Ну разве не прав был дон Маркино, когда воскликнул:
— Не могу понять, что это за люди!
Какие обязательства у него по отношению к этой женщине, которая уже столько лет не была его прихожанкой? Христианское милосердие? Но это просто наглость! Нет, нет и еще раз нет! Это противоречит здравому смыслу. Какое еще там милосердие! Какая жалость! Сама мать должна была прежде всего пожалеть ребенка и не тащить его, тяжелобольного, в такую даль; ей-то уж совсем ничего не стоило его пожалеть. Ну нет, господа! Вместо этого принуждать человека совершенно постороннего к милосердию, связанному с огромными трудностями! Конечно, с огромными, огромными трудностями — в силу целого ряда причин! Легкое ли дело — больной мальчишка, который на ногах не стоит, да к тому же еще эта ослица… Да, да! Он должен это сказать, уж он-то ее хорошо знает! Эта ослица вообще не идет с поклажей, а особенно в гору, да еще при таком ветре. Нет, нет, прочь! Прочь с дороги… с дороги!
И, угрожающе размахивая кнутом, дон Маркино быстро укатил, преследуемый криками, свистом и бранью.
Ветер дул ему в спину и, казалось, хотел поднять его в воздух вместе с ослицей и одноколкой, подобно тому, как поднимал он дорожную пыль и сухие листья.
Когда, уже поздно вечером, священник сошел с одноколки возле приходской церкви, стоявшей у поворота дороги, то почувствовал, что у него онемела рука, которой он всю дорогу придерживал свою добротную плюшевую шапочку, — этот проклятый ветер, который и сейчас с такой силой завывал и свистел среди деревьев, что росли вдоль дороги и на холме напротив церкви, не раз норовил сорвать ее с головы. Из-за свиста ветра Марианна не расслышала звона колокольчика ослицы и не вышла навстречу, как она это обычно делала, чтобы поскорее помочь ему.

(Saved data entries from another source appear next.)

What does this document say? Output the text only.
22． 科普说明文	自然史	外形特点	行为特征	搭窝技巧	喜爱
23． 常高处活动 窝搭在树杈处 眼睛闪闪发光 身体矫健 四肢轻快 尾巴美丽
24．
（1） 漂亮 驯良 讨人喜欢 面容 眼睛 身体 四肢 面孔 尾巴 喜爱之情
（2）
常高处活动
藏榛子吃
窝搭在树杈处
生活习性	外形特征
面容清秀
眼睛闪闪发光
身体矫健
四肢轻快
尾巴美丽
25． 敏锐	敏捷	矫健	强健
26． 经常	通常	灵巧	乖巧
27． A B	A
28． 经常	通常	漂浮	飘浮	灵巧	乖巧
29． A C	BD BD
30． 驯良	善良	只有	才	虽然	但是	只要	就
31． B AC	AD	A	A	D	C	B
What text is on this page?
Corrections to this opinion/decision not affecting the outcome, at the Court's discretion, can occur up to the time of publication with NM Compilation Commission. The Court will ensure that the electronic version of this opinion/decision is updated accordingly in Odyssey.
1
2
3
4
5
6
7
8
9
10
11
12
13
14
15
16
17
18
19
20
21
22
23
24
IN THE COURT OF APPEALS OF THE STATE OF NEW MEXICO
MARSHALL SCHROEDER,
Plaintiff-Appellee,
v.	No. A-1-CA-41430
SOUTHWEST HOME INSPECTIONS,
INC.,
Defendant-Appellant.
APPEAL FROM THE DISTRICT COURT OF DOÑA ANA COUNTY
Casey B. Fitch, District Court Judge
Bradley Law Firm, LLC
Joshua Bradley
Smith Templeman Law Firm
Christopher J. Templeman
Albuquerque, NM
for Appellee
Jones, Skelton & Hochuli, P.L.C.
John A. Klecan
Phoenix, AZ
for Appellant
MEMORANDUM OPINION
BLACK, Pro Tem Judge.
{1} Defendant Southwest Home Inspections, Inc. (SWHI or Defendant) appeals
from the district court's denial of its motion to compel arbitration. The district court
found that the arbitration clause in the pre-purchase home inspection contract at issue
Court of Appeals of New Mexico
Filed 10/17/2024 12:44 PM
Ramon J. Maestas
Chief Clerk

Дону Маркино пришлось громко звать ее и стучать рукояткой кнута в ворота, рискуя — вы только подумайте! — повредить и кнут и ворота.
Марианна вышла на стук с фонарем. Берегись, гусыня! Ветер внезапно задул фонарь и… ух юбки! Но боже святый, ну и голова! А фонарь? Юбки накрыли ей голову, а фонарь в руках! Долго ли до пожара…
— Убирайся домой! Убирайся домой!
И дон Маркино, вне себя от ярости, принялся сам распрягать ослицу, ворча на этот раз по адресу сестры:
— Не могу понять, что это за люди…
Отведя ослицу в конюшню, которая находилась на холме против церкви, и вкатив под навес одноколку, дон Маркино, прежде чем войти в дом, сказал сестре, что надо бы выставить на улицу лоханки и кадки, потому что ночью, без сомнения, пойдет дождь; кстати, и ветер стих. Еще в Ночере он слышал раскаты грома.
— Гроза пока далеко, но приближается. Ночью она непременно разразится здесь.
Немного позднее, за ужином, он без аппетита глотал жидкую похлебку, которую приготовила Роза, и рассказывал Марианне о том, что произошло в Ночере, о неслыханной наглости этой Нунциаты и о том насилии, которому его хотели подвергнуть. Но затем пришел в хорошее настроение от доброго виноградного вина, которое он, смакуя, пил небольшими глотками после ужина, и перестал думать об этой неприятной встрече. Он стал рассказывать обо всем, что видел и слышал на ярмарке, оглядывая с довольным, сытым видом свою небольшую, теплую и уютную столовую и неторопливо покуривая трубку; Марианна тем временем лечила ноги Розы, по доброте, конечно, но также и для того, чтобы завтра, на заре, служанка, ссылаясь на то, что у нее болят ноги, не отказалась выгнать коров на пастбище.
Снаружи по-прежнему завывал ветер, с каждой минутой все более грозно.
Что это, ветер? Да нет! Должно быть, кто-то стучит в ворота.
— В такое время? — проговорил дон Маркино, растерянно глядя на сестру и служанку.
Роза пошла узнать, в чем дело, а брат и сестра навострили уши. Прошло довольно много времени. До них долетали звуки голосов, но ни дон Маркино, ни Марианна не могли догадаться, кто бы это мог быть.
Внезапно порыв ветра донес до них долгое, жалобное и прерывающееся блеяние.
Дон Маркино, задрожав от ярости, стукнул кулаком по столу.
— Это она! Опять! — воскликнул он. — Да что ей от меня нужно, этой женщине? Что я могу сделать?